Just because the bad man is gone doesn't mean the Rays didn't get better.
Wild Card Series - Texas Rangers v Tampa Bay Rays - Game One
Wild Card Series - Texas Rangers v Tampa Bay Rays - Game One / Megan Briggs/GettyImages
facebooktwitterreddit

Assuming Tyler Glasnow's departure, look at the Rays rotation on paper. What do you see? Emptiness? A core of mid-tier arms missing an ace? Five fours? Unfortunately, with years of mounting evidence to the contrary, your eyes have deceived you. You see a mess. The Rays see clay. And they usually tend to mold arms in their vision and get their way, resulting surgeries be damned.

Even with Glasnow likely gone to Los Angeles, and Drew Rasmussen and Jeffrey Springs on the shelf for 2024, the Rays still plan to throw out Zach Eflin, Aaron Civale, Shane Baz and Zack Littell. Eflin received Cy Young votes in '23. Civale was a late-arriving difference-maker last summer. Baz has top prospect pedigree.

And then there's the rumored Glasnow return: Ryan Pepiot of the Dodgers, who comes armed with five years of control to Glasnow's one. The pitcher the Rays are reportedly shipping westward has crossed 100 innings in a season once since 2018 (last year, 120). He collapsed in the playoffs.

The pitcher the Rays are reportedly receiving, at approximately a $24 million discount? He does this.

Yankees fans should realize Ryan Pepiot means more to Rays than Tyler Glasnow

The Rays might take steps back on paper, but not in reality. They're not going to be anyone's trendy World Series pick entering 2024, but they're also not going anywhere.

And heaven help you if the rumors of the Dodgers trade expanding to include Michael Busch become reality. Busch, the Dodgers' Minor League Player of the Year and PCL MVP in 2023, has a left-handed stroke built for Brandon Lowe's tutelage.

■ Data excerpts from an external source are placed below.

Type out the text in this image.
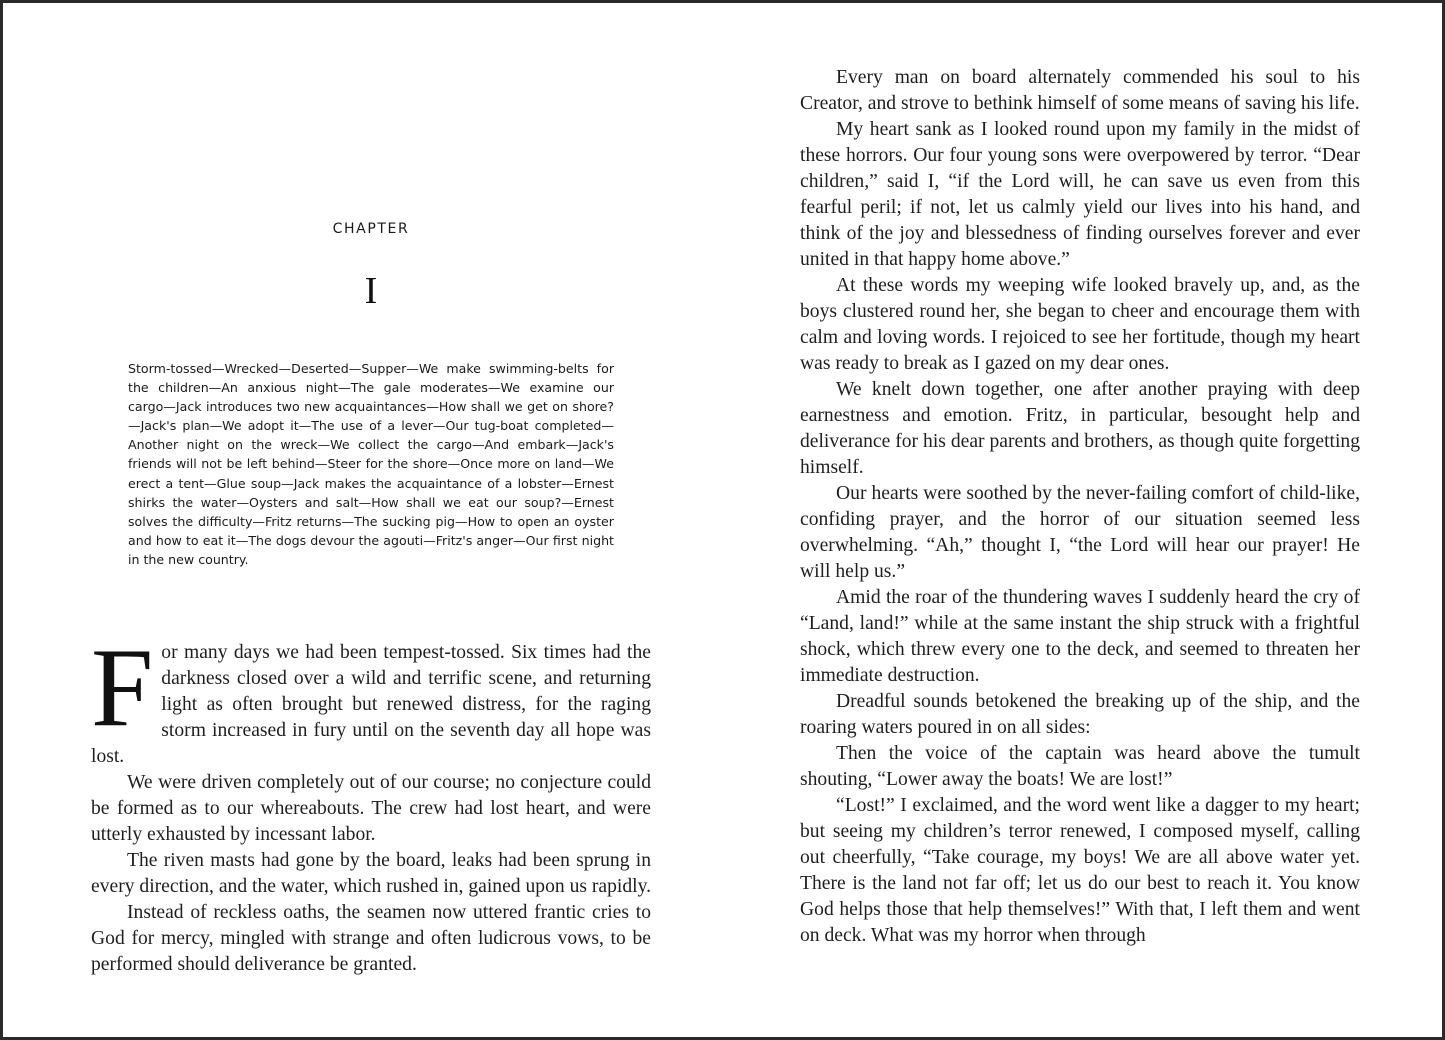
CHAPTER
I

Storm-tossed—Wrecked—Deserted—Supper—We make swimming-belts for the children—An anxious night—The gale moderates—We examine our cargo—Jack introduces two new acquaintances—How shall we get on shore?—Jack's plan—We adopt it—The use of a lever—Our tug-boat completed—Another night on the wreck—We collect the cargo—And embark—Jack's friends will not be left behind—Steer for the shore—Once more on land—We erect a tent—Glue soup—Jack makes the acquaintance of a lobster—Ernest shirks the water—Oysters and salt—How shall we eat our soup?—Ernest solves the difficulty—Fritz returns—The sucking pig—How to open an oyster and how to eat it—The dogs devour the agouti—Fritz's anger—Our first night in the new country.

For many days we had been tempest-tossed. Six times had the darkness closed over a wild and terrific scene, and returning light as often brought but renewed distress, for the raging storm increased in fury until on the seventh day all hope was lost.

We were driven completely out of our course; no conjecture could be formed as to our whereabouts. The crew had lost heart, and were utterly exhausted by incessant labor.

The riven masts had gone by the board, leaks had been sprung in every direction, and the water, which rushed in, gained upon us rapidly.

Instead of reckless oaths, the seamen now uttered frantic cries to God for mercy, mingled with strange and often ludicrous vows, to be performed should deliverance be granted.

Every man on board alternately commended his soul to his Creator, and strove to bethink himself of some means of saving his life.

My heart sank as I looked round upon my family in the midst of these horrors. Our four young sons were overpowered by terror. “Dear children,” said I, “if the Lord will, he can save us even from this fearful peril; if not, let us calmly yield our lives into his hand, and think of the joy and blessedness of finding ourselves forever and ever united in that happy home above.”

At these words my weeping wife looked bravely up, and, as the boys clustered round her, she began to cheer and encourage them with calm and loving words. I rejoiced to see her fortitude, though my heart was ready to break as I gazed on my dear ones.

We knelt down together, one after another praying with deep earnestness and emotion. Fritz, in particular, besought help and deliverance for his dear parents and brothers, as though quite forgetting himself.

Our hearts were soothed by the never-failing comfort of child-like, confiding prayer, and the horror of our situation seemed less overwhelming. “Ah,” thought I, “the Lord will hear our prayer! He will help us.”

Amid the roar of the thundering waves I suddenly heard the cry of “Land, land!” while at the same instant the ship struck with a frightful shock, which threw every one to the deck, and seemed to threaten her immediate destruction.

Dreadful sounds betokened the breaking up of the ship, and the roaring waters poured in on all sides:

Then the voice of the captain was heard above the tumult shouting, “Lower away the boats! We are lost!”

“Lost!” I exclaimed, and the word went like a dagger to my heart; but seeing my children’s terror renewed, I composed myself, calling out cheerfully, “Take courage, my boys! We are all above water yet. There is the land not far off; let us do our best to reach it. You know God helps those that help themselves!” With that, I left them and went on deck. What was my horror when through
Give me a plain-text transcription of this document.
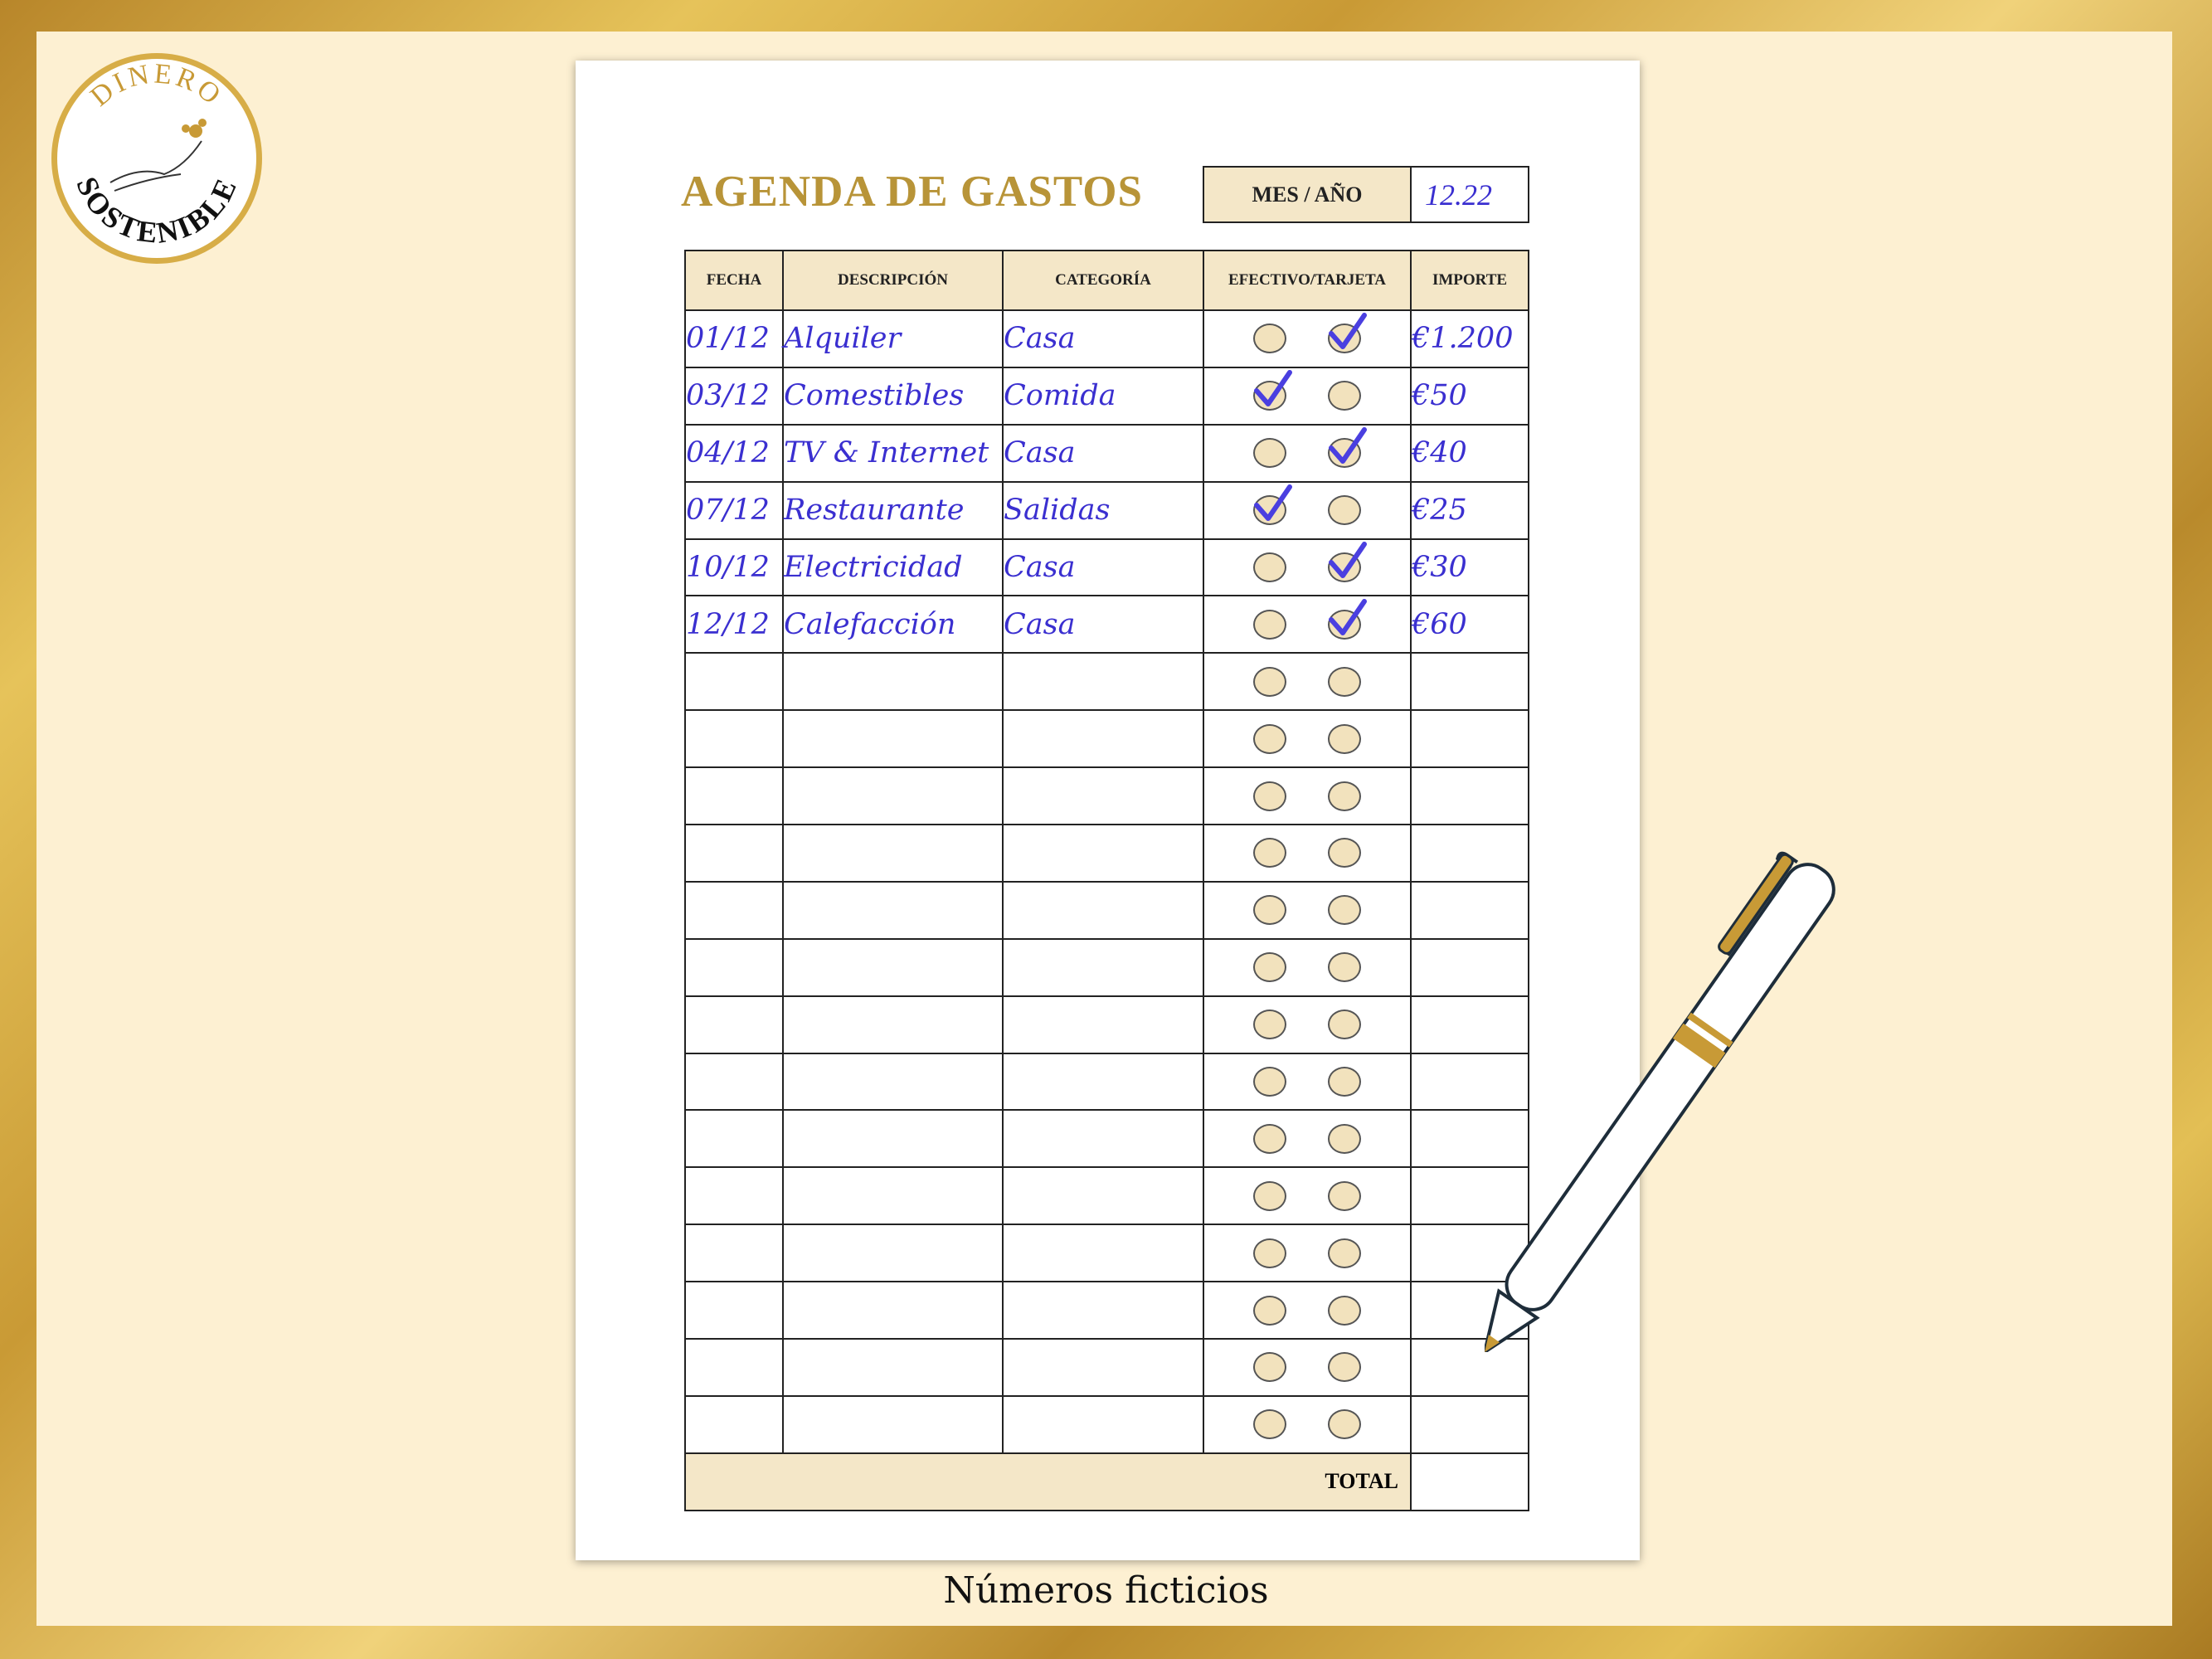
DINERO
SOSTENIBLE	AGENDA DE GASTOS	MES / AÑO	12.22
FECHA	DESCRIPCIÓN	CATEGORÍA	EFECTIVO/TARJETA	IMPORTE
01/12	Alquiler	Casa		€1.200
03/12	Comestibles	Comida		€50
04/12	TV & Internet	Casa		€40
07/12	Restaurante	Salidas		€25
10/12	Electricidad	Casa		€30
12/12	Calefacción	Casa		€60

TOTAL				
Números ficticios
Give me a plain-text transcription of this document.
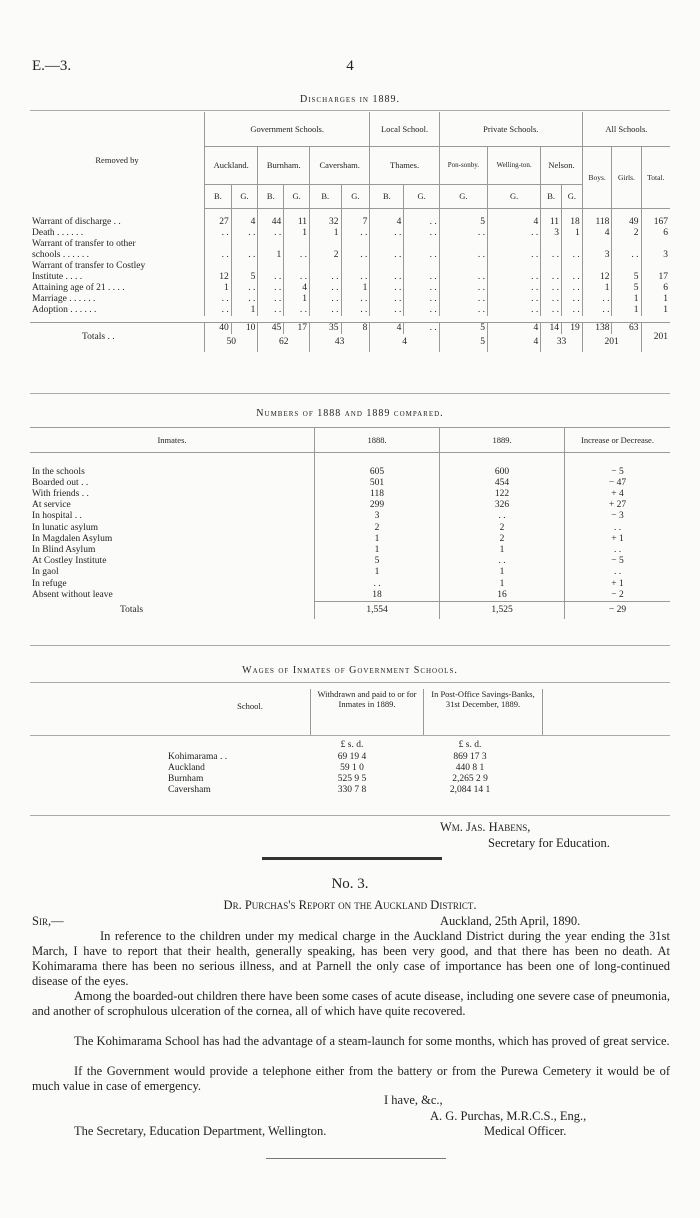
E.—3.	4
Discharges in 1889.
Removed by	Government Schools.						Local School.		Private Schools.				All Schools.		
	Auckland.		Burnham.		Caversham.		Thames.		Pon-sonby.	Welling-ton.	Nelson.		Boys.	Girls.	Total.
	B.	G.	B.	G.	B.	G.	B.	G.	G.	G.	B.	G.			
Warrant of discharge . .	27	4	44	11	32	7	4	. .	5	4	11	18	118	49	167
Death . . . . . .	. .	. .	. .	1	1	. .	. .	. .	. .	. .	3	1	4	2	6
Warrant of transfer to other															
schools . . . . . .	. .	. .	1	. .	2	. .	. .	. .	. .	. .	. .	. .	3	. .	3
Warrant of transfer to Costley															
Institute . . . .	12	5	. .	. .	. .	. .	. .	. .	. .	. .	. .	. .	12	5	17
Attaining age of 21 . . . .	1	. .	. .	4	. .	1	. .	. .	. .	. .	. .	. .	1	5	6
Marriage . . . . . .	. .	. .	. .	1	. .	. .	. .	. .	. .	. .	. .	. .	. .	1	1
Adoption . . . . . .	. .	1	. .	. .	. .	. .	. .	. .	. .	. .	. .	. .	. .	1	1

Totals . .	40	10	45	17	35	8	4	. .	5	4	14	19	138	63	201
	50		62		43		4		5	4	33		201		
Numbers of 1888 and 1889 compared.
Inmates.	1888.	1889.	Increase or Decrease.

In the schools	605	600	− 5
Boarded out . .	501	454	− 47
With friends . .	118	122	+ 4
At service	299	326	+ 27
In hospital . .	3	. .	− 3
In lunatic asylum	2	2	. .
In Magdalen Asylum	1	2	+ 1
In Blind Asylum	1	1	. .
At Costley Institute	5	. .	− 5
In gaol	1	1	. .
In refuge	. .	1	+ 1
Absent without leave	18	16	− 2
Totals	1,554	1,525	− 29
Wages of Inmates of Government Schools.
School.
Withdrawn and paid to or for Inmates in 1889.
In Post-Office Savings-Banks, 31st December, 1889.
£ s. d.	£ s. d.
Kohimarama . .	69 19 4	869 17 3
Auckland	59 1 0	440 8 1
Burnham	525 9 5	2,265 2 9
Caversham	330 7 8	2,084 14 1
Wm. Jas. Habens,
Secretary for Education.
No. 3.
Dr. Purchas's Report on the Auckland District.
Sir,—	Auckland, 25th April, 1890.
In reference to the children under my medical charge in the Auckland District during the year ending the 31st March, I have to report that their health, generally speaking, has been very good, and that there has been no death. At Kohimarama there has been no serious illness, and at Parnell the only case of importance has been one of long-continued disease of the eyes.
Among the boarded-out children there have been some cases of acute disease, including one severe case of pneumonia, and another of scrophulous ulceration of the cornea, all of which have quite recovered.
The Kohimarama School has had the advantage of a steam-launch for some months, which has proved of great service.
If the Government would provide a telephone either from the battery or from the Purewa Cemetery it would be of much value in case of emergency.
I have, &c.,
A. G. Purchas, M.R.C.S., Eng.,
Medical Officer.
The Secretary, Education Department, Wellington.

You can discount the Rays if you would like. You could doomsay for the 12th straight year in hopes of securing bragging rights when you're finally correct. And, yes, no matter how much the Rays prosper in the years to come, it's still quite embarrassing that their entire franchise ethos revolves around burning and churning players when they reach normal levels of expensive, then refusing to recede from the playoff picture. And don't forget about devaluing starters by inventing the opener! They've got a whole stable of union busters out in that bullpen.

But if there's one thing they should be trusted on, it's targeting controllable pitching assets. Glasnow was a goner long before 2023 wrapped. He's also been an electric expectations-misser more often than he's been an ace. Vindictive fans should be rooting for him to finish the year in Tampa -- or, at least, however much of the year he can manage before he breaks down. They should not be victory lapping his departure, especially with a top-tier arm like Pepiot heading in the other direction. This is what they do.